REM ONE: More will be revealed

Brian "B-RAiN" McCall (from left), Frank "REM ONE" Morgan and Joe Nester.

Brian “B-RAiN” McCall lived in Maryland, came from a background of addiction, was centered in recovery and was trying to make it as a hip-hop artist as well. The two formed a fast friendship, and eventually an entire community of recovering artists began to coalesce around them: Nester, KC Makes Music, Colicchie, REM ONE and B-RAiN are part of a collective known as “We Are Cloudgang,” and together, they’ve made powerful waves.

From touring together to lifting one another up — McCall brought Morgan along when the former got an opportunity to open for rap superstar (and recovery icon) Macklemore — they’re professional colleagues, but that takes a backseat to their recovery.

“Me and B, we’re partners now,” Morgan said. “We meet each other in the parking lot and just sit down and talk. If I know he’s depressed, I’ll call and say, ‘Let’s take a ride,’ and when I’m feeling that way, he does the same thing with me. We’re both in recovery, and we make an incredible, incredible team. When this is over, we’re going to hit the ground running.”

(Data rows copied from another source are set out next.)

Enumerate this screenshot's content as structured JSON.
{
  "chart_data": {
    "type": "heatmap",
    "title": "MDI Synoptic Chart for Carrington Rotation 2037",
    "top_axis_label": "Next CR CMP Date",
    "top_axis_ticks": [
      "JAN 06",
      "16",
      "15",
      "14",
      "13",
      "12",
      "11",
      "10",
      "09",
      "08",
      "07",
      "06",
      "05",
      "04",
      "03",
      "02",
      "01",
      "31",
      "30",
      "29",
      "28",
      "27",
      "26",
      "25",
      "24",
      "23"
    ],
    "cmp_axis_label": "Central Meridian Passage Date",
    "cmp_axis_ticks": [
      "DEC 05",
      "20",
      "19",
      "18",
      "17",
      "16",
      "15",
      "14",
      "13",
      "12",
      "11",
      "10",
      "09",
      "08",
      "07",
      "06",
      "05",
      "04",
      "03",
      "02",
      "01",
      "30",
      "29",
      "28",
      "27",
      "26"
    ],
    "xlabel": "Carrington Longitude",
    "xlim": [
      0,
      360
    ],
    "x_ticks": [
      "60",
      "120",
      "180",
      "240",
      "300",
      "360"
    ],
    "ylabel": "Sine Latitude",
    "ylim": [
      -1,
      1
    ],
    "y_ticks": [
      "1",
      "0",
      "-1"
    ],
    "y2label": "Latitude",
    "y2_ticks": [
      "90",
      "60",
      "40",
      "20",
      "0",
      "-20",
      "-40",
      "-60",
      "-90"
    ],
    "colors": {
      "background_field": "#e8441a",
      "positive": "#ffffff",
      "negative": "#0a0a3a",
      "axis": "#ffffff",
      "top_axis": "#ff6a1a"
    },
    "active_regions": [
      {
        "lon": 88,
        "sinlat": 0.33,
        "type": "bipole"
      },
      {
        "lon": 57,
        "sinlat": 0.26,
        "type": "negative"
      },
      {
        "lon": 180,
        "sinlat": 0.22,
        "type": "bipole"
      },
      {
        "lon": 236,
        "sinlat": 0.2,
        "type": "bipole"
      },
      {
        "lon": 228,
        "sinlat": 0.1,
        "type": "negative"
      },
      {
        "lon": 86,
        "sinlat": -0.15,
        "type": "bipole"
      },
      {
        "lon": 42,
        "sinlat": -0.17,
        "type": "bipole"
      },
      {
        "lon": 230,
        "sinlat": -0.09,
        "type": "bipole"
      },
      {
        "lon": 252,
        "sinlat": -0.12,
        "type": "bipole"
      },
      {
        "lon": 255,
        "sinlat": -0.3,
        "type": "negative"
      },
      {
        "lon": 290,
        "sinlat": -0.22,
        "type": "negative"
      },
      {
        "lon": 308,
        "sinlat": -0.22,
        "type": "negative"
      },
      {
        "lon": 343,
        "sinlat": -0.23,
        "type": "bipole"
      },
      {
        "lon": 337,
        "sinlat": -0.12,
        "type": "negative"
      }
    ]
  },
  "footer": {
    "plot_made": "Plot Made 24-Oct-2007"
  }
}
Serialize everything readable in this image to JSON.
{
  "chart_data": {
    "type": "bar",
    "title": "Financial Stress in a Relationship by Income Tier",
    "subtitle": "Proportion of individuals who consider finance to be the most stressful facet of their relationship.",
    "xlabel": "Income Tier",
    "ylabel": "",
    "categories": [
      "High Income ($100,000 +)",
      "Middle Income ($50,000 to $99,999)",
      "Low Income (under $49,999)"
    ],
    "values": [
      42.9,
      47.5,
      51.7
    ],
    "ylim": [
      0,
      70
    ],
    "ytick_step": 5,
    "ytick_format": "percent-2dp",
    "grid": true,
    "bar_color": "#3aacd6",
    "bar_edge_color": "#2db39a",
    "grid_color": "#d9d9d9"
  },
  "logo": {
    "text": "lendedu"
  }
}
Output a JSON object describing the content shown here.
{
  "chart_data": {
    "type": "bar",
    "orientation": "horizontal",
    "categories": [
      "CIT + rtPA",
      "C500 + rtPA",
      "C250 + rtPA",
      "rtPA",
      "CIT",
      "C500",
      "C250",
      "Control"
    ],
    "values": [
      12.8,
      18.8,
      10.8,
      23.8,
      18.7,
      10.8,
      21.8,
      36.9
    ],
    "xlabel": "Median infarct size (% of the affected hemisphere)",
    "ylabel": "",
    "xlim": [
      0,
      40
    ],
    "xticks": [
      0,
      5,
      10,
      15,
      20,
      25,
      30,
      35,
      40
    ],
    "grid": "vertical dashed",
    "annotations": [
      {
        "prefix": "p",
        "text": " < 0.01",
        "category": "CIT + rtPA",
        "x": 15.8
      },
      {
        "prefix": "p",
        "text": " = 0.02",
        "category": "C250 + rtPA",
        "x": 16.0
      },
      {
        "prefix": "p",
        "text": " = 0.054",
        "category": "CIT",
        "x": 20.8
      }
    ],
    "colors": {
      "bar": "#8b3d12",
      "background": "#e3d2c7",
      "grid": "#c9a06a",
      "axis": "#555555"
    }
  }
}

Not that Morgan has slowed down. In 2018, he released the seven-song EP “Chapter One: Incunabula,” a lean collection that floats on soulful, languid beats that give everything he does an undeniable groove. This year, he’s released three singles, all of which are distinctively different, breaking new ground and leaning in new directions — from the hiccupping bounce of “Monologue” to the seductive purr of “Love You” to the Eminem-style machine gun spray on “Payroll.” Combined, they prove that as REM ONE, the only limits Morgan has are the ones he places on himself.

“I’m going to get back into the studio as soon as humanly possible,” he said. “I have probably seven songs ready to go, and another five I’m working on, and I’m ready to record, as soon as this is over. It’s just a lot of planning, and I’m on a FaceTime chat with these guys at least once a week.

“We can’t let this virus stop the grind or stop the movement, because it helps so many people. And selfishly, when I write the music, it’s for me. It’s my therapy. To be able to perform it and share it comes from a place of, this is what I do to stay clean and give back.”